Security forces killed four protesters when the demonstrations erupted in Deraa on Friday, and an 11-year-old child died after inhaling tear gas.
On Tuesday authorities arrested a leading campaigner who had supported the protesters, the Syrian Observatory for Human Rights said. Loay Hussein, a political prisoner from 1984 to 1991, was taken from his home in the Sehnaya district near Damascus, the independent rights group said in a statement.
"His house was broken into. The door was smashed. His fate is unknown," the group's statement said.
ASSAD'S SECRET POLICE
Vice President Farouq al-Shara said on Tuesday that Assad was committed to "continue the path of reform and modernization in Syria," Lebanon's al-Manar Television reported, adding he "cannot be against any Syrian citizen." It gave no details.
In Geneva, the United Nations Office for Human Rights said the authorities "need to put an immediate halt to the excessive use of force against peaceful protesters, especially the use of live ammunition."
A main demand of the protesters is an end what they term repression by the secret police, which is headed in Deraa province by a cousin of Assad, who faces the biggest challenge to his rule since succeeding his father Hafez al-Assad in 2000.
Syria has been under emergency law since the Baath Party took power in a 1963, banning any opposition and ushering in decades of economic retreat characterized by nationalization.
Limited economic liberalization in the last decade has been marked by the rise of Rami Makhlouf, another cousin of Assad, as a business tycoon controlling key companies.
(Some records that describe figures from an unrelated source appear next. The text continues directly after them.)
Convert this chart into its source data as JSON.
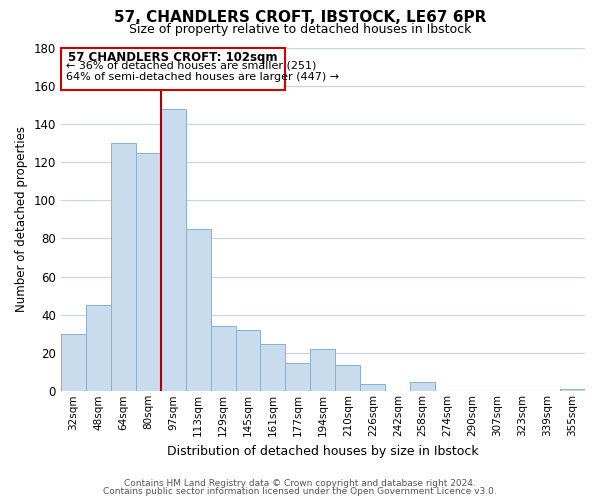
{
  "title": "57, CHANDLERS CROFT, IBSTOCK, LE67 6PR",
  "subtitle": "Size of property relative to detached houses in Ibstock",
  "xlabel": "Distribution of detached houses by size in Ibstock",
  "ylabel": "Number of detached properties",
  "bar_labels": [
    "32sqm",
    "48sqm",
    "64sqm",
    "80sqm",
    "97sqm",
    "113sqm",
    "129sqm",
    "145sqm",
    "161sqm",
    "177sqm",
    "194sqm",
    "210sqm",
    "226sqm",
    "242sqm",
    "258sqm",
    "274sqm",
    "290sqm",
    "307sqm",
    "323sqm",
    "339sqm",
    "355sqm"
  ],
  "bar_values": [
    30,
    45,
    130,
    125,
    148,
    85,
    34,
    32,
    25,
    15,
    22,
    14,
    4,
    0,
    5,
    0,
    0,
    0,
    0,
    0,
    1
  ],
  "bar_color": "#c8dcee",
  "bar_edge_color": "#8ab0cc",
  "highlight_bar_index": 4,
  "vline_x": 4,
  "vline_color": "#aa0000",
  "ylim": [
    0,
    180
  ],
  "yticks": [
    0,
    20,
    40,
    60,
    80,
    100,
    120,
    140,
    160,
    180
  ],
  "annotation_title": "57 CHANDLERS CROFT: 102sqm",
  "annotation_line1": "← 36% of detached houses are smaller (251)",
  "annotation_line2": "64% of semi-detached houses are larger (447) →",
  "annotation_box_edge": "#cc0000",
  "footer_line1": "Contains HM Land Registry data © Crown copyright and database right 2024.",
  "footer_line2": "Contains public sector information licensed under the Open Government Licence v3.0.",
  "background_color": "#ffffff",
  "grid_color": "#c8d4e0"
}
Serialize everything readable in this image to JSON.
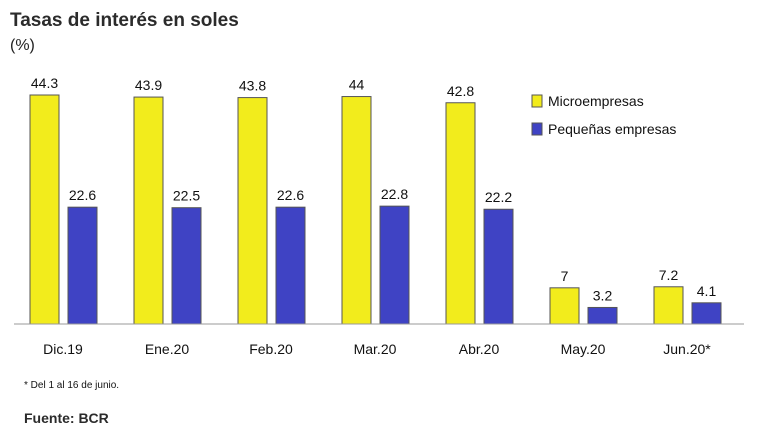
{
  "chart_data": {
    "type": "bar",
    "title": "Tasas de interés en soles",
    "unit_label": "(%)",
    "categories": [
      "Dic.19",
      "Ene.20",
      "Feb.20",
      "Mar.20",
      "Abr.20",
      "May.20",
      "Jun.20*"
    ],
    "series": [
      {
        "name": "Microempresas",
        "values": [
          44.3,
          43.9,
          43.8,
          44,
          42.8,
          7,
          7.2
        ],
        "color": "#f2ec1c",
        "value_labels": [
          "44.3",
          "43.9",
          "43.8",
          "44",
          "42.8",
          "7",
          "7.2"
        ]
      },
      {
        "name": "Pequeñas empresas",
        "values": [
          22.6,
          22.5,
          22.6,
          22.8,
          22.2,
          3.2,
          4.1
        ],
        "color": "#3f43c4",
        "value_labels": [
          "22.6",
          "22.5",
          "22.6",
          "22.8",
          "22.2",
          "3.2",
          "4.1"
        ]
      }
    ],
    "ylim": [
      0,
      44.3
    ],
    "grid": false,
    "legend_position": "top-right",
    "footnote": "* Del 1 al 16 de junio.",
    "source": "Fuente: BCR"
  }
}
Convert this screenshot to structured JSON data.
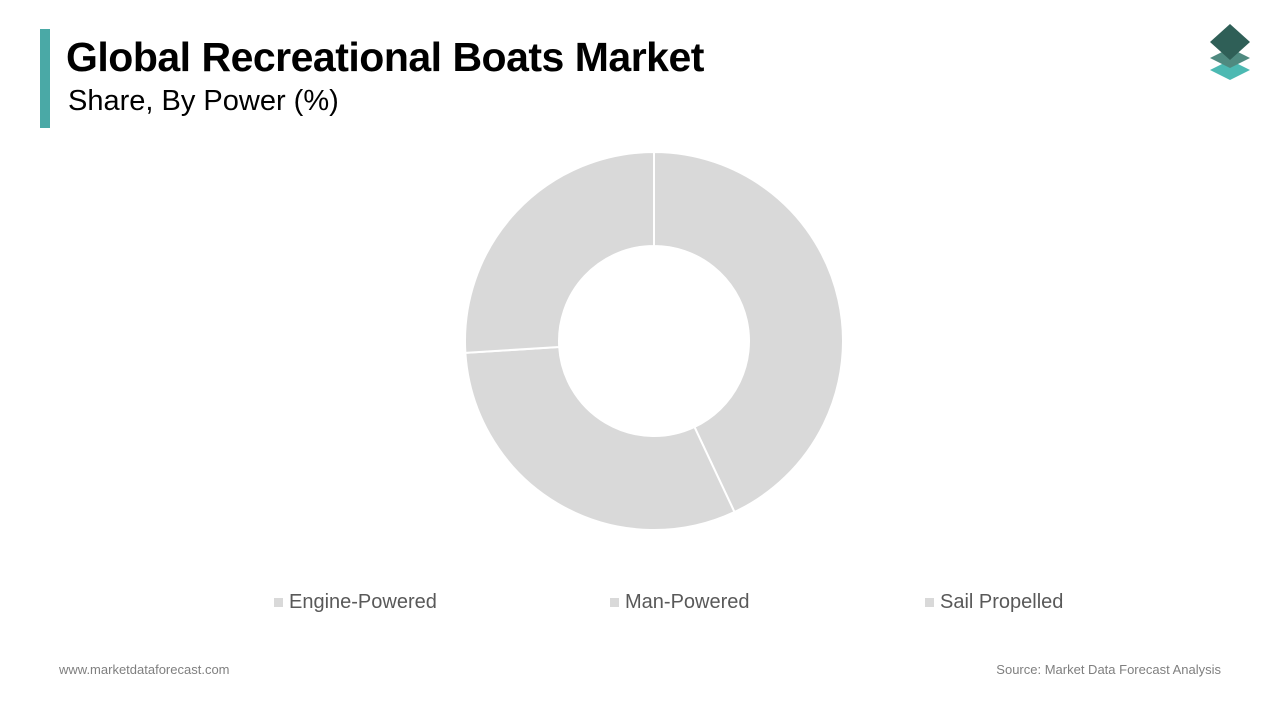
{
  "header": {
    "title": "Global Recreational Boats Market",
    "subtitle": "Share, By Power (%)"
  },
  "colors": {
    "accent": "#4aa9a6",
    "slice": "#d9d9d9",
    "slice_border": "#ffffff",
    "legend_text": "#595959",
    "footer_text": "#7f7f7f",
    "logo_top": "#2f5f57",
    "logo_middle": "#4f8a80",
    "logo_bottom": "#4cb9b2"
  },
  "logo": {
    "icon": "stacked-layers-icon"
  },
  "chart_data": {
    "type": "pie",
    "style": "donut",
    "categories": [
      "Engine-Powered",
      "Man-Powered",
      "Sail Propelled"
    ],
    "values": [
      43,
      31,
      26
    ],
    "value_unit": "%",
    "data_labels_shown": false,
    "legend_position": "bottom"
  },
  "footer": {
    "website": "www.marketdataforecast.com",
    "source": "Source: Market Data Forecast Analysis"
  }
}
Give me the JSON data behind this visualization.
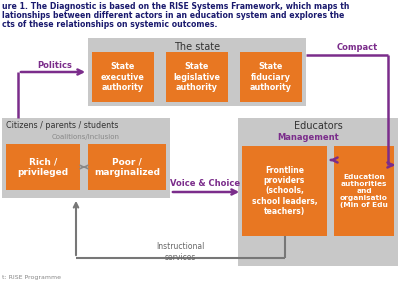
{
  "bg_color": "#ffffff",
  "gray_box_color": "#c8c8c8",
  "orange_color": "#e87722",
  "purple_color": "#7b2d8b",
  "gray_arrow_color": "#777777",
  "text_dark": "#222244",
  "title1": "ure 1. The Diagnostic is based on the RISE Systems Framework, which maps th",
  "title2": "lationships between different actors in an education system and explores the",
  "title3": "cts of these relationships on systemic outcomes.",
  "footer": "t: RISE Programme",
  "state_label": "The state",
  "state_boxes": [
    "State\nexecutive\nauthority",
    "State\nlegislative\nauthority",
    "State\nfiduciary\nauthority"
  ],
  "citizens_label": "Citizens / parents / students",
  "coalitions_label": "Coalitions/Inclusion",
  "rich_label": "Rich /\nprivileged",
  "poor_label": "Poor /\nmarginalized",
  "educators_label": "Educators",
  "management_label": "Management",
  "frontline_label": "Frontline\nproviders\n(schools,\nschool leaders,\nteachers)",
  "edu_auth_label": "Education\nauthorities\nand\norganisatio\n(Min of Edu",
  "politics_label": "Politics",
  "compact_label": "Compact",
  "voice_label": "Voice & Choice",
  "instructional_label": "Instructional\nservices"
}
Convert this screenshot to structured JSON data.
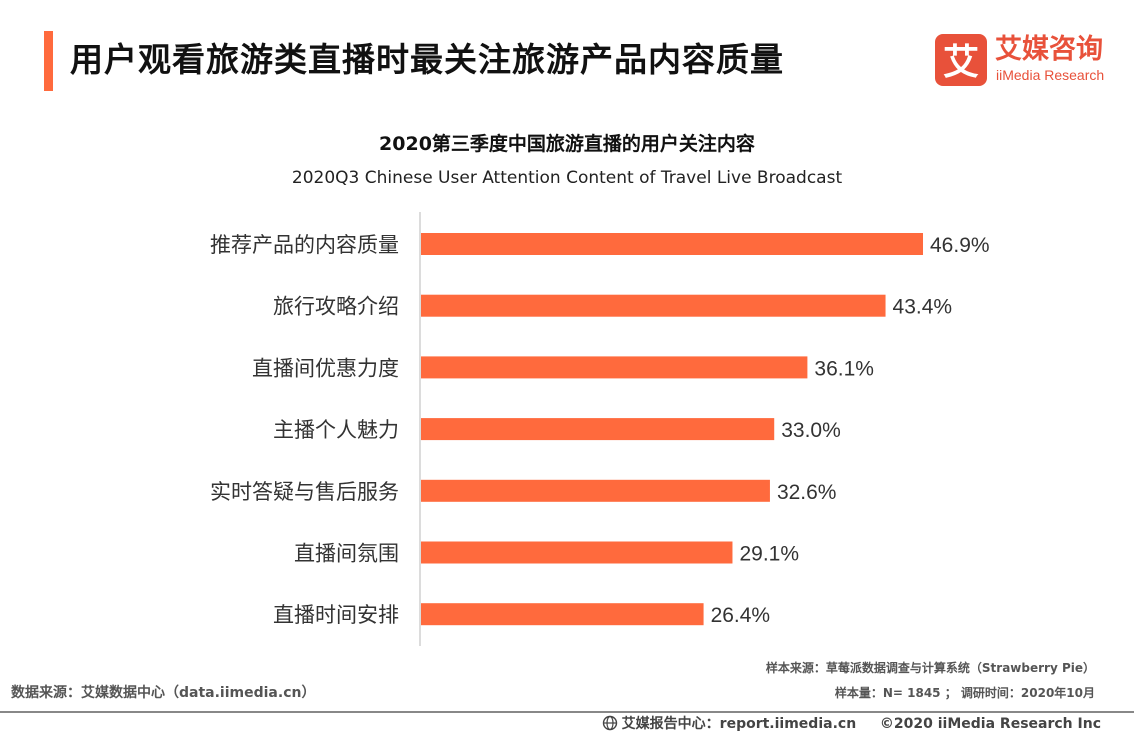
{
  "header": {
    "title": "用户观看旅游类直播时最关注旅游产品内容质量",
    "accent_color": "#FF6A3D"
  },
  "logo": {
    "glyph": "艾",
    "name_zh": "艾媒咨询",
    "name_en": "iiMedia Research",
    "color": "#E8513A"
  },
  "chart_data": {
    "type": "bar",
    "orientation": "horizontal",
    "title": "2020第三季度中国旅游直播的用户关注内容",
    "subtitle": "2020Q3 Chinese User Attention Content of Travel Live Broadcast",
    "categories": [
      "推荐产品的内容质量",
      "旅行攻略介绍",
      "直播间优惠力度",
      "主播个人魅力",
      "实时答疑与售后服务",
      "直播间氛围",
      "直播时间安排"
    ],
    "values": [
      46.9,
      43.4,
      36.1,
      33.0,
      32.6,
      29.1,
      26.4
    ],
    "value_labels": [
      "46.9%",
      "43.4%",
      "36.1%",
      "33.0%",
      "32.6%",
      "29.1%",
      "26.4%"
    ],
    "unit": "%",
    "xlim": [
      0,
      50
    ],
    "grid": false,
    "bar_color": "#FF6A3D"
  },
  "footer": {
    "source": "数据来源：艾媒数据中心（data.iimedia.cn）",
    "sample_source": "样本来源：草莓派数据调查与计算系统（Strawberry Pie）",
    "sample_size": "样本量：N= 1845 ； 调研时间：2020年10月",
    "report_center": "艾媒报告中心：report.iimedia.cn",
    "copyright": "©2020  iiMedia Research  Inc"
  }
}
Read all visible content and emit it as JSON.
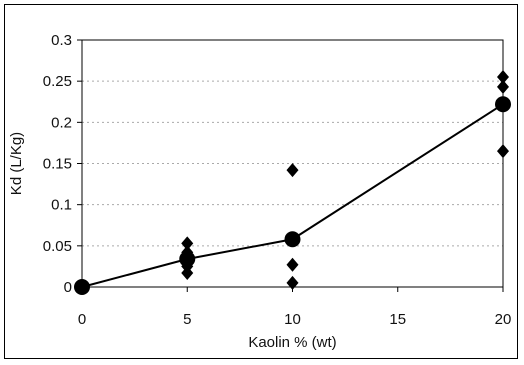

Makhlouf, who is under U.S. sanctions for what Washington deems public corruption, has been a target of protesters' wrath. They describe him as a "thief." The tycoon says he is a legitimate businessman helping bring economic progress to Syria.
Assad has ignored rising demands to end emergency law, curb its pervasive security apparatus, develop the rule of law, free thousands of political prisoners, allow freedom of expression, and reveal the fate of tens of thousands of dissenters who disappeared in the 1980s.
"The revolution is at the door and the regime is still flirting with change," said Haitham al-Maleh, an 80-year-old lawyer and former judge who has spent his life peacefully resisting the ruling Baath Party's monopoly on power.
The protests have demanded freedom and an end to corruption and repression, but not the overthrow of Assad. The authorities appeared to adopt less heavy-handed tactics on Tuesday, choosing not to intervene against protesters, although activists said hundreds have been arrested across Syria in the last week.